Snap also said that while the company's revenue has continued to grow, it has "experienced headwinds to start the current quarter."
Stellantis
The auto giant, which owns companies including Jeep, Dodge, Fiat, Chrysler, and Peugeot, said on April 30 it was suspending its financial guidance. Stellantis said it was rolling back the guidance because of the uncertainty tariffs are causing.
"The company is highly engaged with policymakers on tariff policies, while taking action to reduce impacts," the carmaker said in a statement.
Mercedes
Mercedes-Benz joined the list of automakers that have withdrawn their full-year guidance amid tariff-related uncertainty. The German luxury car brand said on April 30 that it can't offer reliable estimates in the current environment.
On a call after the announcement, Mercedes' chief financial officer said its previous guidance wouldn't have changed without the tariffs.
Ford
Ford is the latest auto giant to suspend guidance and outline how tariffs will impact its bottom line.
In its first-quarter earnings release on May 5, the American carmaker said it would suspend its full-year financial guidance because of supply chain disruptions and the possibility of increased tariffs in the US. The company said that retaliatory tariffs and other restrictions from foreign governments also pose risks.

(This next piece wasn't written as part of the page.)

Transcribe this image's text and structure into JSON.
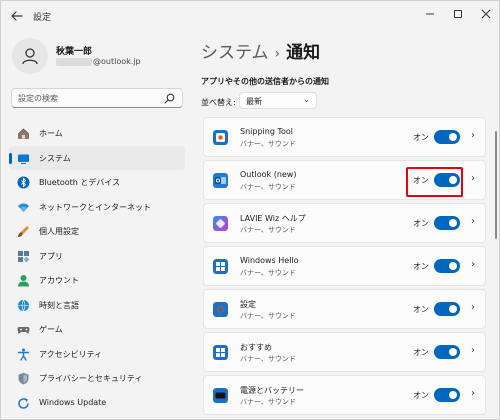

Ford estimated that full-year adjusted earnings before interest and taxes will take a $1.5 billion hit because of tariffs.

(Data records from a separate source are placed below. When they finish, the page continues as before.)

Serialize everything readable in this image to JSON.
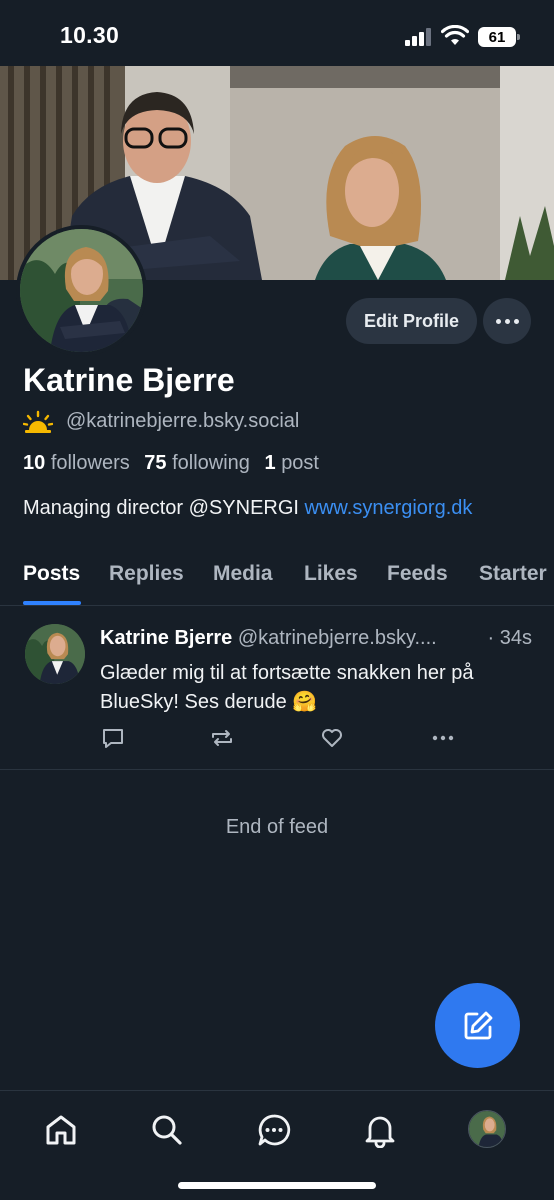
{
  "status_bar": {
    "time": "10.30",
    "battery": "61"
  },
  "profile": {
    "display_name": "Katrine Bjerre",
    "handle": "@katrinebjerre.bsky.social",
    "followers_count": "10",
    "followers_label": "followers",
    "following_count": "75",
    "following_label": "following",
    "posts_count": "1",
    "posts_label": "post",
    "bio_text": "Managing director @SYNERGI ",
    "bio_link": "www.synergiorg.dk",
    "edit_label": "Edit Profile"
  },
  "tabs": [
    {
      "label": "Posts"
    },
    {
      "label": "Replies"
    },
    {
      "label": "Media"
    },
    {
      "label": "Likes"
    },
    {
      "label": "Feeds"
    },
    {
      "label": "Starter"
    }
  ],
  "post": {
    "author": "Katrine Bjerre",
    "handle": "@katrinebjerre.bsky....",
    "time": "· 34s",
    "text": "Glæder mig til at fortsætte snakken her på BlueSky! Ses derude 🤗"
  },
  "feed_end": "End of feed",
  "colors": {
    "background": "#161e27",
    "accent": "#2f79f0",
    "link": "#3b8ff2",
    "muted": "#aeb6c0"
  },
  "icons": [
    "sun-icon",
    "reply-icon",
    "repost-icon",
    "like-icon",
    "more-icon",
    "compose-icon",
    "home-icon",
    "search-icon",
    "chat-icon",
    "bell-icon"
  ]
}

"These are substantial industry risks, which could have significant impacts on financial results, and that make updating full year guidance challenging right now," Ford wrote in the earnings release.
American Eagle
American Eagle withdrew its guidance for the year "due to macro uncertainty," according to a press release, but didn't mention tariffs. The clothing retailer said that it anticipates revenue to decline roughly 5% in the first quarter compared to last year, coming in at approximately $1.1 billion. Same-store sales are expected to decline around 3%.
CEO Jay Schottenstein said that the company has had trouble selling items and now has excess inventory, and that "we are clearly disappointed with our execution in the first quarter."